O São Paulo enviou nesta quinta-feira (16) a terceira notificação formal a Robert Arboleda e seus representantes, exigindo o retorno imediato do zagueiro aos treinos no CT da Barra Funda. As duas primeiras comunicações — uma com prazo de 48 horas e outra de 10 dias — foram ignoradas pelo jogador equatoriano.
O clube entende que, segundo a CLT, o prazo máximo para configurar abandono de emprego e permitir uma rescisão por justa causa é de 30 dias. As notificações acumuladas servem como lastro jurídico para um eventual litígio na FIFA.
Rescisão amigável travou
Houve conversas para um rompimento consensual de contrato, mas exigências de última hora feitas pelo estafe do defensor travaram o acordo. Enquanto o impasse segue, Arboleda permanece vinculado ao Tricolor e com os salários em dia.

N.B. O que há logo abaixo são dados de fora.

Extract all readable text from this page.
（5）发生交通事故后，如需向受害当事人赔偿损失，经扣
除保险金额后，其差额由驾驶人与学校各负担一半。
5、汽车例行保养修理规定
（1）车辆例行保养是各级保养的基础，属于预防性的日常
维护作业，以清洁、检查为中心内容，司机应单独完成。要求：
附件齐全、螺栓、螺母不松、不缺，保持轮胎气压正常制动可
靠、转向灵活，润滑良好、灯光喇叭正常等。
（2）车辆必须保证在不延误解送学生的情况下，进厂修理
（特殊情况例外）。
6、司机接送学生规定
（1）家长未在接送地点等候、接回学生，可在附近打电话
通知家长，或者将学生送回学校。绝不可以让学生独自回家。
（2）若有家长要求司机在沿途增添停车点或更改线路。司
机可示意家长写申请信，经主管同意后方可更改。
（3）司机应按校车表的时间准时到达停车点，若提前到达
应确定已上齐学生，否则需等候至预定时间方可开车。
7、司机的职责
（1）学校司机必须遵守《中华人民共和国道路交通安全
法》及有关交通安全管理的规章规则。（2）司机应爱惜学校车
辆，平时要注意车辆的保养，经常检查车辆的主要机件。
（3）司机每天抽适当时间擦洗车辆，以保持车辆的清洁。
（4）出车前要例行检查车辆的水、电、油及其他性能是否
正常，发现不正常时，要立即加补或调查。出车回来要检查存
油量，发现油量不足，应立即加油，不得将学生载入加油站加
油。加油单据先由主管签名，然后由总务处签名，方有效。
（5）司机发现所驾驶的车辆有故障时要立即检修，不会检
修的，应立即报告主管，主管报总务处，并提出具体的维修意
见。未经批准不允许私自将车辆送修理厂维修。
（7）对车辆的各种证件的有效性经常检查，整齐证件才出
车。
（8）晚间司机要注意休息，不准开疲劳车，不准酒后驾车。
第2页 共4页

Sem clima para voltar a jogar pelo São Paulo
Internamente, a avaliação é de que a relação se desgastou a ponto de Arboleda não vestir mais a camisa são-paulina. Ainda assim, a diretoria quer o atleta de volta ao CT — mesmo que treinando separadamente — para não abrir mão de uma rescisão onerosa, já que entende que a situação foi provocada pelo próprio jogador. O desfecho ideal para o clube seria negociá-lo com outra equipe brasileira na próxima janela de transferências.
O mal-estar também chegou ao elenco. Arboleda não manteve contato com os companheiros, e o capitão Rafael, em entrevista recente, afirmou que o grupo tentou ajudar o zagueiro, mas que “há um limite”.